Pharmazeutische Zeitung online Avoxa
whatsApp instagram facebook bluesky linkedin xign
Neurologie

Migräne ohne Kopfschmerz

Datum 15.03.2011  13:57 Uhr

Von Christina Hohmann / Es klingt paradox, kommt aber gar nicht selten vor: Migräneattacken ohne Kopfschmerz. Betroffene entwickeln sogenannte isolierte Auren. Häufig wird die Erkrankung nicht richtig diagnostiziert und zum Beispiel als Schlaganfall fehlinterpretiert.

Bitte beachten Sie

Dies ist ein Beitrag aus unserem Archiv. Die Inhalte sind unter Umständen veraltet. Aktuelle Informationen zum Thema finden Sie auf unserer Themenseite Migräne.
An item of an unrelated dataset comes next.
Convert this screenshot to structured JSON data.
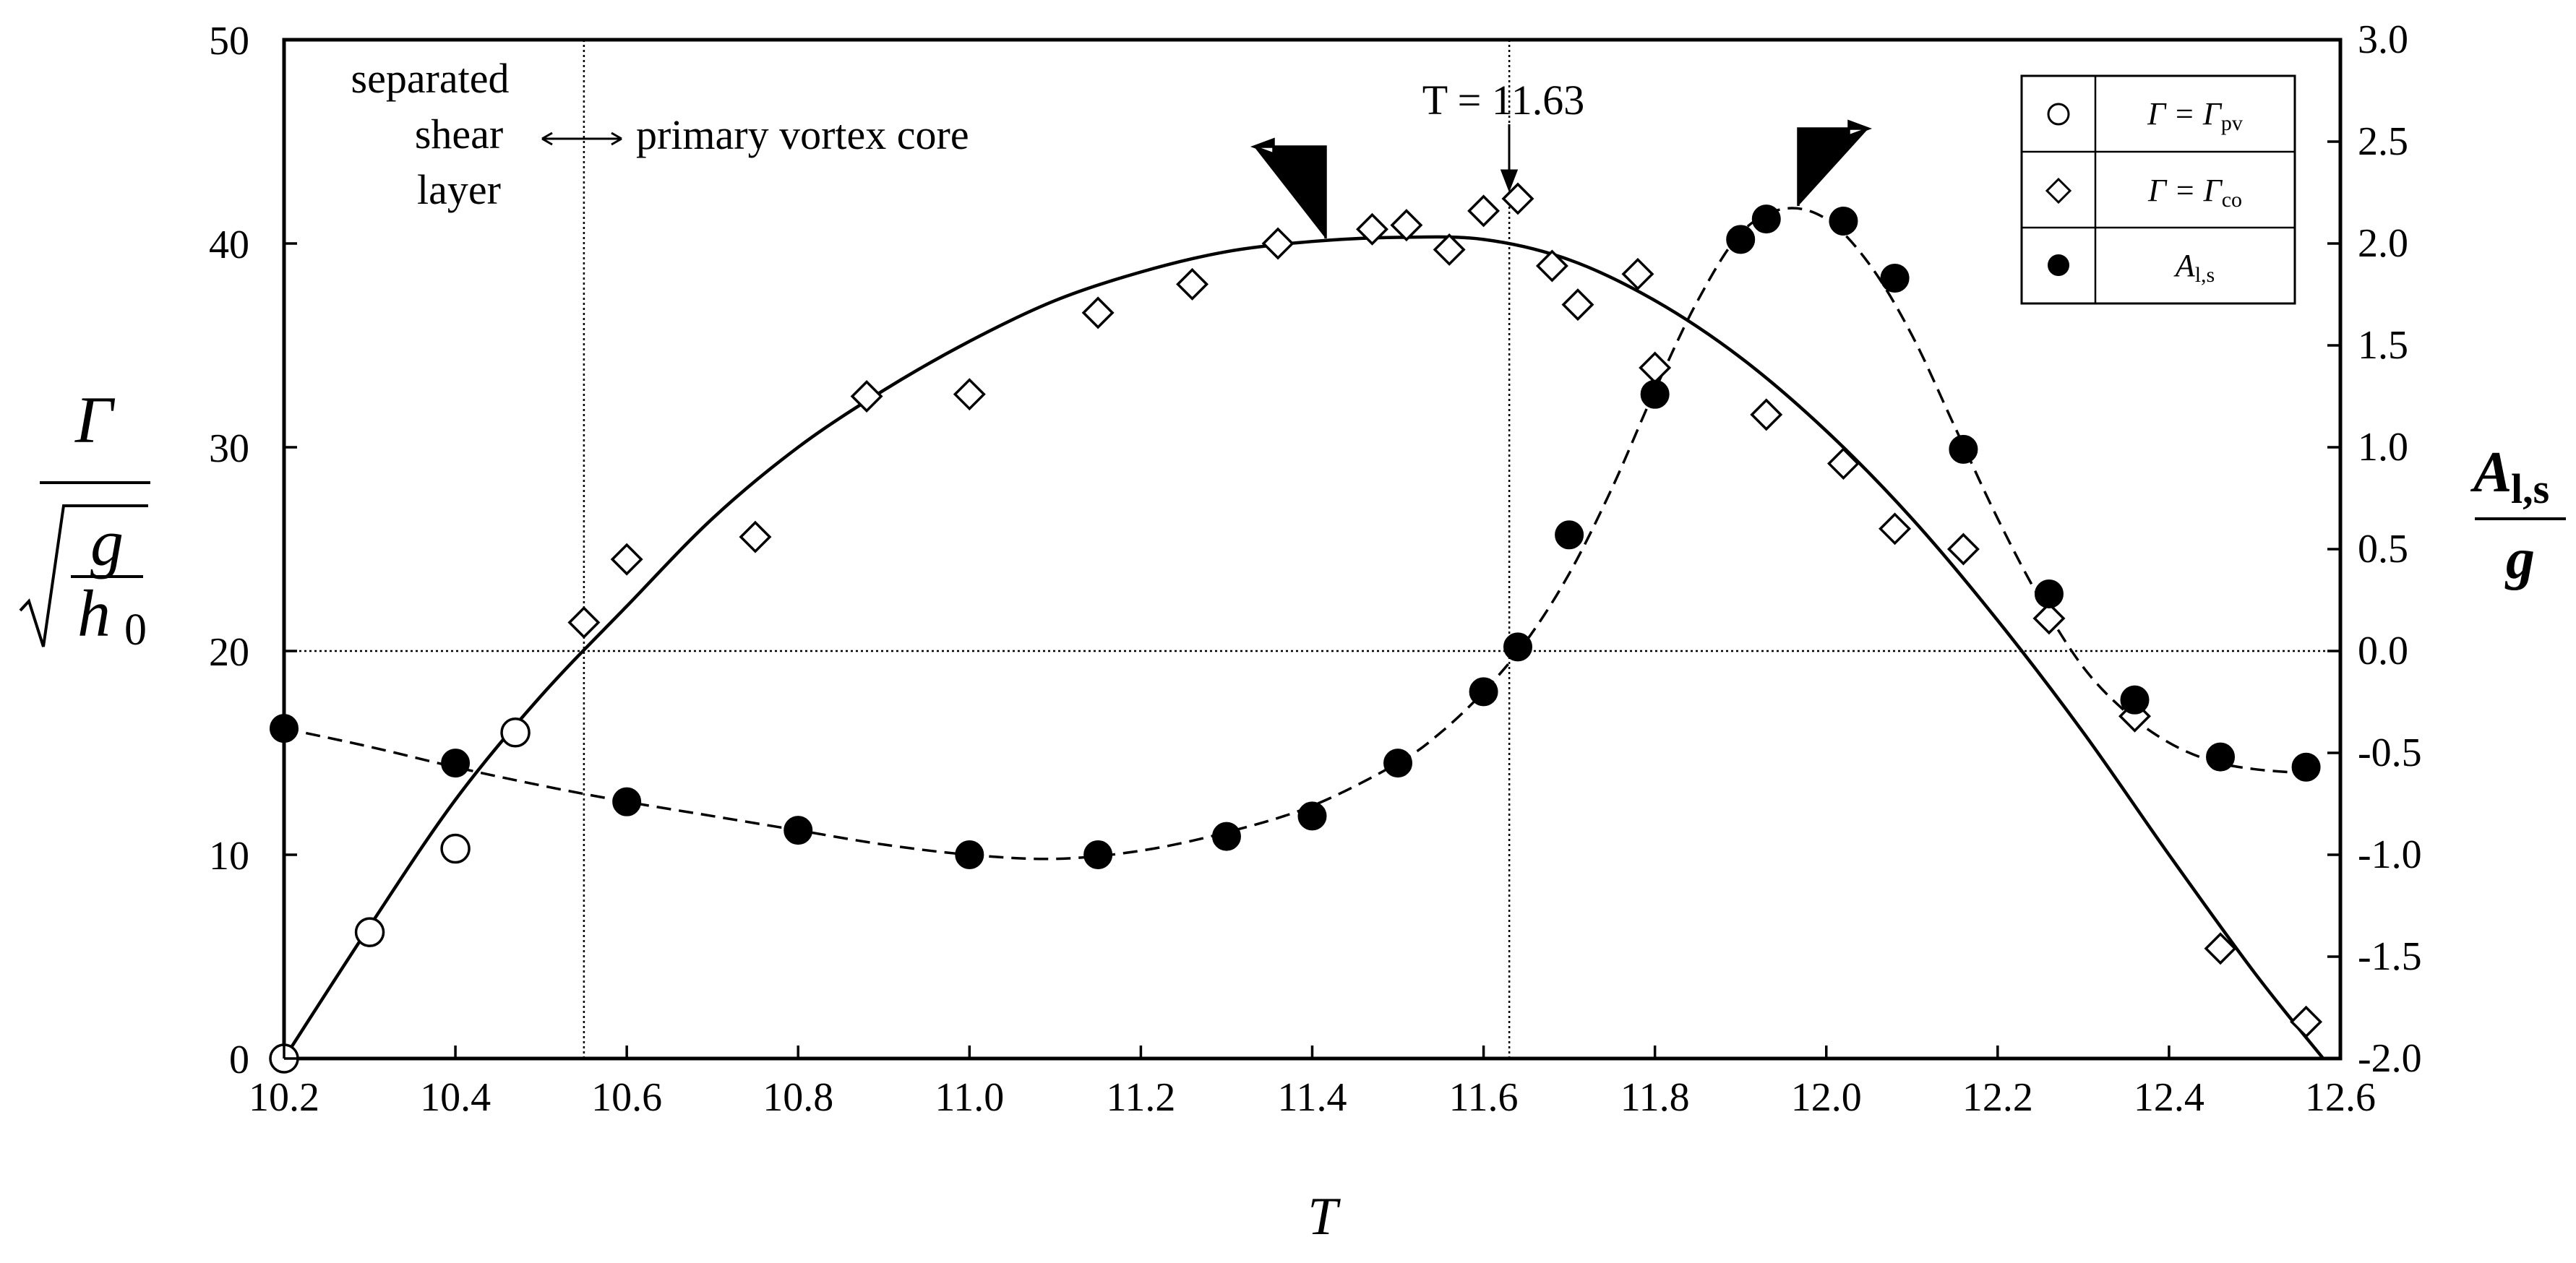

Charakteristisch für Migräne sind die pulsierenden, pochenden, in der Regel einseitigen Kopfschmerzen. Diese können mit oder ohne eine vorhergehende Aura auftreten. Die häufigste Form ist Migräne ohne Aura. Nur etwa 20 Prozent der Migräniker leiden unter der »klassischen Form«, das heißt sie entwickeln eine Aura vor einer Attacke. Darunter versteht man eine Phase mit neurologischen Erscheinungen oder Ausfallerscheinungen, die zwischen 5 und 60 Minuten andauern kann. Am häufigsten treten visuelle Symptome, wie flackernde Lichtpunkte, Zickzack-Linien, Flimmern, verzerrtes Sehen, Doppelbilder oder Sehausfälle, auf. Zum Teil kommen aber auch sensorische Erscheinungen wie Taubheitsgefühl, Kribbeln, Gesichtsschmerzen oder reversible Lähmungen hinzu. Mitunter treten auch Sprachstörungen oder Schwindel auf.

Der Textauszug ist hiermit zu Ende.